Le premier président de la cour d'appel ne peut arrêter l'exécution provisoire que si la partie demanderesse a présenté des observations devant le premier juge. Mais que recouvre exactement cette notion ? La jurisprudence parisienne, longtemps libérale, s'est considérablement durcie. Une simple mention dans le dispositif des conclusions ne suffit plus : il faut désormais une argumentation substantielle invitant le juge à écarter la mesure. Retour sur un revirement silencieux aux conséquences redoutables.
Le principe : l’exécution provisoire de droit depuis 2020
Depuis le 1er janvier 2020, l’article 514 du code de procédure civile consacre un principe aussi simple que brutal : « Les décisions de première instance sont exécutoires de droit à titre provisoire à moins que la loi ou la décision rendue n’en dispose autrement. » Le renversement est complet. Là où, avant la réforme, l’exécution provisoire constituait une mesure d’exception devant être expressément ordonnée par le juge, elle est désormais la règle, attachée de plein droit à une grande partie des décisions de première instance.
Cette évolution s’inscrit dans une politique législative assumée de célérité procédurale et d’effectivité des décisions de justice.

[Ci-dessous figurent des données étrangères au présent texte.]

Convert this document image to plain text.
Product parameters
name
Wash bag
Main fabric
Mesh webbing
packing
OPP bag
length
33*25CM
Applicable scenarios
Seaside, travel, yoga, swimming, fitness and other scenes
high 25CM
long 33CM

Le législateur a entendu dissuader les appels dilatoires en permettant au créancier d’une condamnation de première instance d’en obtenir l’exécution immédiate, sans attendre l’issue – souvent lointaine – de la procédure d’appel.
L’article 514-1 du code de procédure civile ménage toutefois une soupape de sécurité. Le juge peut écarter l’exécution provisoire, « en tout ou partie, si elle est incompatible avec la nature de l’affaire ou si elle risque d’entraîner des conséquences manifestement excessives ». Cette décision, qui déroge au principe, doit être « spécialement motivée » et peut être prise d’office ou à la demande d’une partie.
C’est précisément sur cette faculté d’écarter l’exécution provisoire en première instance que se greffe la question des « observations » exigées par l’article 514-3 du code de procédure civile.
La condition de recevabilité : avoir présenté des observations en première instance
L’article 514-3, alinéa 2, du code de procédure civile organise les conditions dans lesquelles le premier président de la cour d’appel peut arrêter l’exécution provisoire d’une décision frappée d’appel.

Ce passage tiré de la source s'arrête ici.